辅导 MA 575 – Fall 2022. Midterm Exam讲解 Java程序

MA 575 – Fall 2022. Midterm Exam

Some useful formulas

• The Gaussian distribution If X ∼ N(µ, σ2), we have E(X) = µ, Var(X) = σ2.

• If X = (X1, . . . , Xp)′ ∼ Np(µ, Σ), and A ∈ R k×p , for some k ≥ 1, then AX ∼ N(Aµ, AΣA′).

• In a simple linear regression model yi = β0 + β1xi + ϵi , 1 ≤ i ≤ n, where the errors are independent, and have mean zero and variance σ2, the estimates of β0, β1 and σ2 are given respectively by

where ˆyi = ˆβ0 + ˆβ1xi , and where as usual denote the true values of the parameters, we have

Furthermore the R2 of the model is

Problem 1: Consider the multiple linear regression model y = Xβ + ϵ, where ϵ is modeled as having the distribution N(0, σ2 In). Suppose that we fit the model to a dataset and obtain the following summary in R.

Call:

lm(formula = y ˜ X1 + X2 + X3 + X4, data = dataset)

Residuals:

Min 1Q Median 3Q Max

-90.531 -20.855 -1.746 15.979 66.571

Coefficients:

Estimate Std. Error t value Pr(>|t|)

(Intercept) 1045.9715 52.8698 19.784 < 2e-16 ***

X1 4.4626 10.5465 0.423 0.674

X2 1.6379 2.3872 0.686 0.496

X3 -3.6242 3.2154 -1.127 0.266

X4 -2.9045 0.2313 -12.559 2.61e-16 ***

---

Signif. codes: 0 ’***’ 0.001 ’**’ 0.01 ’*’ 0.05 ’.’ 0.1 ’ ’ 1

Residual standard error: 32.7 on 52 degrees of freedom

Multiple R-squared: 0.8246,Adjusted R-squared: 0.809

F-statistic: 52.88 on 4 and 52 DF, p-value: < 2.2e-16

(a) (2pts) What does the column ’Estimate’ represent? How is it computed?

(b) (2pts) What does the column ’Std. Error’ represent? How is it computed?

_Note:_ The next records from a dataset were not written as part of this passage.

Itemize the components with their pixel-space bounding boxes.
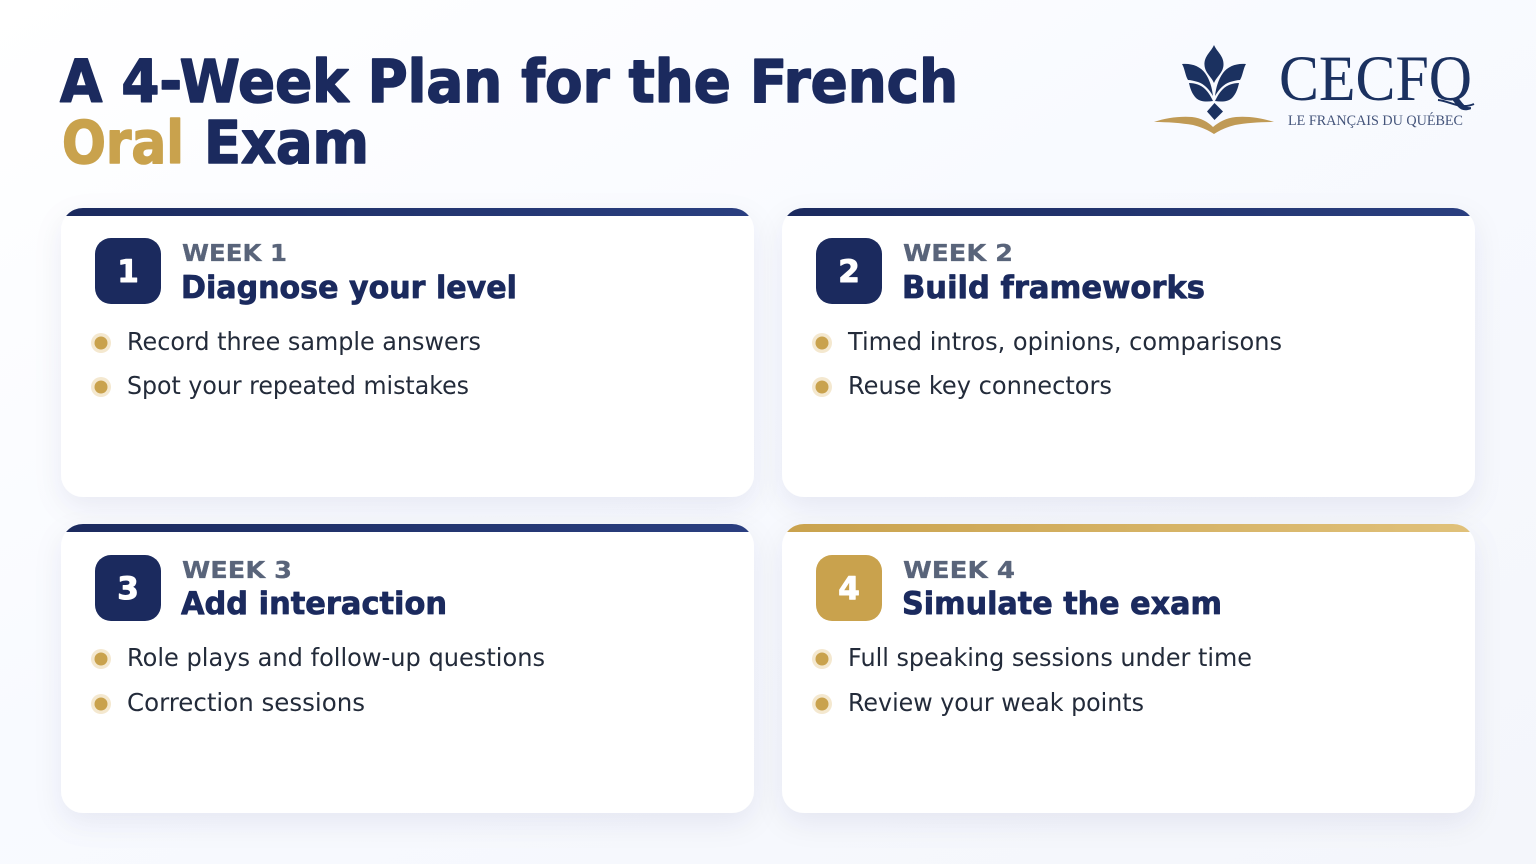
title: Exam [204,108,369,177]
badge: number 1 [95,238,161,304]
bullet list [91,327,481,400]
card heading: Build frameworks [902,270,1205,306]
bullet list: Full speaking sessions under time [848,643,1252,672]
bullet list: Spot your repeated mistakes [127,371,469,400]
week label: WEEK 3 [182,558,292,584]
bullet list: Reuse key connectors [848,371,1112,400]
bullet list: Role plays and follow-up questions [127,643,545,672]
logo: CECFQ [1154,43,1474,134]
logo tagline: LE FRANÇAIS DU QUÉBEC [1288,112,1463,129]
badge: number 4 [816,555,882,621]
bullet list: Review your weak points [848,688,1144,717]
title [60,47,958,177]
badge: number 1: 1 [117,254,139,290]
panel: week 4 [782,524,1475,813]
bullet list [812,643,1252,717]
card heading: Simulate the exam [902,586,1222,622]
badge: number 3: 3 [117,571,139,607]
bullet list: Record three sample answers [127,327,481,356]
bullet list [812,327,1282,400]
badge: number 2 [816,238,882,304]
week label: WEEK 1 [182,241,287,267]
bullet list: Correction sessions [127,688,365,717]
bullet list: Timed intros, opinions, comparisons [847,327,1282,356]
panel: week 3 [61,524,754,813]
card heading: Diagnose your level [181,270,517,306]
badge: number 4: 4 [838,571,860,607]
title: Oral [62,108,184,177]
logo wordmark: CECFQ [1279,43,1472,115]
panel: week 2 [782,208,1475,497]
icon: fleur-de-lis over open book [1154,45,1274,134]
bullet list [91,643,545,717]
panel: week 1 [61,208,754,497]
week label: WEEK 4 [903,558,1015,584]
card heading: Add interaction [181,586,447,622]
badge: number 3 [95,555,161,621]
badge: number 2: 2 [838,254,860,290]
title: A 4-Week Plan for the French [60,47,958,116]
week label: WEEK 2 [903,241,1013,267]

(d) (2pts) What does the column P r(|t| >) represent? How is it computed?

(e) (2pts) What does the F-statistic represent? How is it computed?

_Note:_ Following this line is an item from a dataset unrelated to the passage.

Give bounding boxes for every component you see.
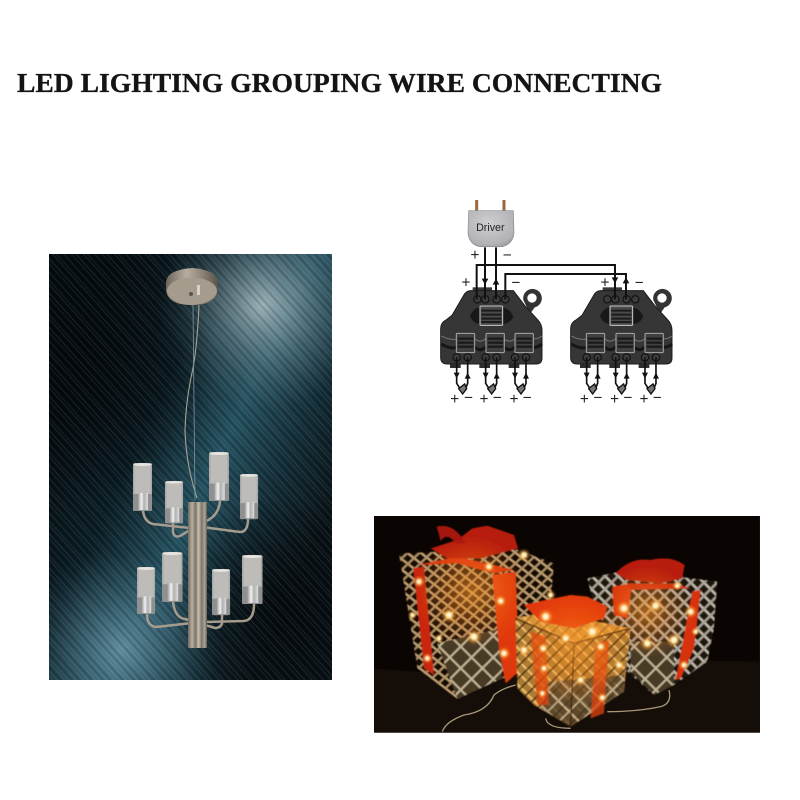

Problem 2: Consider a simple linear regression model yi = β0 +β1xi +ϵi , for i = 1, . . . , n, where the error terms ϵi’s are assumed independent and identically distributed with distribution N(0, σ2 ). Let ˆβ0, ˆβ1 denote the least squares estimators of β0 and β1 respectively, and let σˆ 2 be the usual linear model estimator of σ2. See formulas on page 1. Answer TRUE or FALSE, and explain your choice if asked.

(a) (2pts) The fitted regression line x 7→ ˆβ0 + ˆβ1x always goes through the point (¯x, ¯y). Explain.

(b) (2pts) The estimators (ˆβ0, ˆβ1) and ˆσ2 are always independent.

(d) (2pts) The T distribution with ν degree of freedom is obtained by dividing a standard normal random variable by the square root of a random variable that follows a chi-square distribution with ν degree of freedom.

(e) (2pts) The R2 of the model equals to one means that the linear model is the best possible regression model for the data.

Problem 3: Consider the simple linear regression model yi = βxi + ϵi , 1 ≤ i ≤ n, where the error terms ϵi’s are assumed iid with distribution N(0, σ2). The true values of β, σ2 are denoted respectively β⋆, and σ⋆2.

(a) (3pts) Suppose that we combine all the n observations together to write the model in a matrix form. as y = Xβ + ϵ, where y = (y1, . . . , yn)′. What is X, β and ϵ? Deduce the expression of the least squares estimate ˆβ of β.